The same clean energy and EV companies that have benefited from Biden’s Inflation Reduction Act are expected to face challenges under Trump, given that he’s said he will entirely reverse Biden’s EV policy. If Trump rolled back tax credits extended to buyers, companies at risk include Tesla, Rivian and Lucid, as well as battery makers and parts suppliers.

Defence stocks are expected to do better under a Republican win, given expectations that defence spending will be a clear priority for the party. Stocks to watch include Lockheed Martin Corp, Northrop Grumman Corp, and RTX Corp. Similarly, prison stocks like GEO Group Inc and CoreCivic Inc could gain, as tough immigration policies would benefit operators of correctional facilities. Gunmakers’ stocks, such as Smith & Wesson Brands Inc and Sturm Ruger & Co Inc, also tend to climb on Republican wins.

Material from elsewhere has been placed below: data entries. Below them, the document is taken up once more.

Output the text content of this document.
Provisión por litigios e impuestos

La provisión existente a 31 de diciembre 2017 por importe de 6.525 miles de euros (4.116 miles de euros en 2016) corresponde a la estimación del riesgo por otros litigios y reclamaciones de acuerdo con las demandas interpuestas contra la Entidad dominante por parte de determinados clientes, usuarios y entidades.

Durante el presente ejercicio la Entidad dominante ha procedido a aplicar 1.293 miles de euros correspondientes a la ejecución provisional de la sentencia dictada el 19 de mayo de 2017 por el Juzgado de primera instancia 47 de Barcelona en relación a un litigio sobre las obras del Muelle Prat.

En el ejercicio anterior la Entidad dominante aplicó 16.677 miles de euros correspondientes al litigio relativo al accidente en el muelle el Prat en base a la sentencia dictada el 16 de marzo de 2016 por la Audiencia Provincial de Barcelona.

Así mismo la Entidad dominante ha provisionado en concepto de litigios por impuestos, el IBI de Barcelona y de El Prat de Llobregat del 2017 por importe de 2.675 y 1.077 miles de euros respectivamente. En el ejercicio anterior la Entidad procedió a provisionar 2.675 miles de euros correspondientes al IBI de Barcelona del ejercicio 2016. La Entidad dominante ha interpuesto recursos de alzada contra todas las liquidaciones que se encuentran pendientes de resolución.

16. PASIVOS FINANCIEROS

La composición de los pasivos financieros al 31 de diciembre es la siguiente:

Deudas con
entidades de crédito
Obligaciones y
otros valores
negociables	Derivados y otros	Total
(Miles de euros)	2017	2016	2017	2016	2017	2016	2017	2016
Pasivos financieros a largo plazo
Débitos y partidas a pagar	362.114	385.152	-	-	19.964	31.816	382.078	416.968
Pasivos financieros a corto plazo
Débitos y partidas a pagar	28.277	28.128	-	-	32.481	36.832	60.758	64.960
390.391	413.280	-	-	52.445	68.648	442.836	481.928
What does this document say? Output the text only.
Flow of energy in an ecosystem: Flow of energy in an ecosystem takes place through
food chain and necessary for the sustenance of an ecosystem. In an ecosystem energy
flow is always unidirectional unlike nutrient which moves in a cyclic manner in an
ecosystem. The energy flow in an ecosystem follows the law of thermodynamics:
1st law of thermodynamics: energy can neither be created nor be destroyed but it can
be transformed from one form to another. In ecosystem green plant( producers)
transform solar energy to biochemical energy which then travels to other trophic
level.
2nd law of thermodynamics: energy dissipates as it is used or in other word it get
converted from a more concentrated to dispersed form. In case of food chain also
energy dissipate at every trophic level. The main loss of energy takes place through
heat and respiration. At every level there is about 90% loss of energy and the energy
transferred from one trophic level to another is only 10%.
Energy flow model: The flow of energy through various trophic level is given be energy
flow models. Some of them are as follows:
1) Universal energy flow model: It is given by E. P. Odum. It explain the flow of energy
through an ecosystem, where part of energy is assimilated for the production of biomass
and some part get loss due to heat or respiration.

Cryptocurrency stocks have been seen as a proxy “Trump trade” of late, as the former president has made an about-face on Bitcoin and other digital assets since his time in office, even pledging to make America the “crypto capital” of the world. Stocks to watch include Coinbase Global Inc, Marathon Digital Holdings Inc, Riot Platforms Inc, Cleanspark Inc, MicroStrategy Inc and Cipher Mining Inc, as well as the Bitwise Crypto Industry Innovators ETF.

Shares of Trump Media & Technology Group Corp — the parent of Truth Social platform in which the former President owns a majority stake, and that of Rumble Inc — a video sharing platform in which JD Vance’s venture capital firm Narya owned shares as of May, may climb on higher likelihood of a Trump win.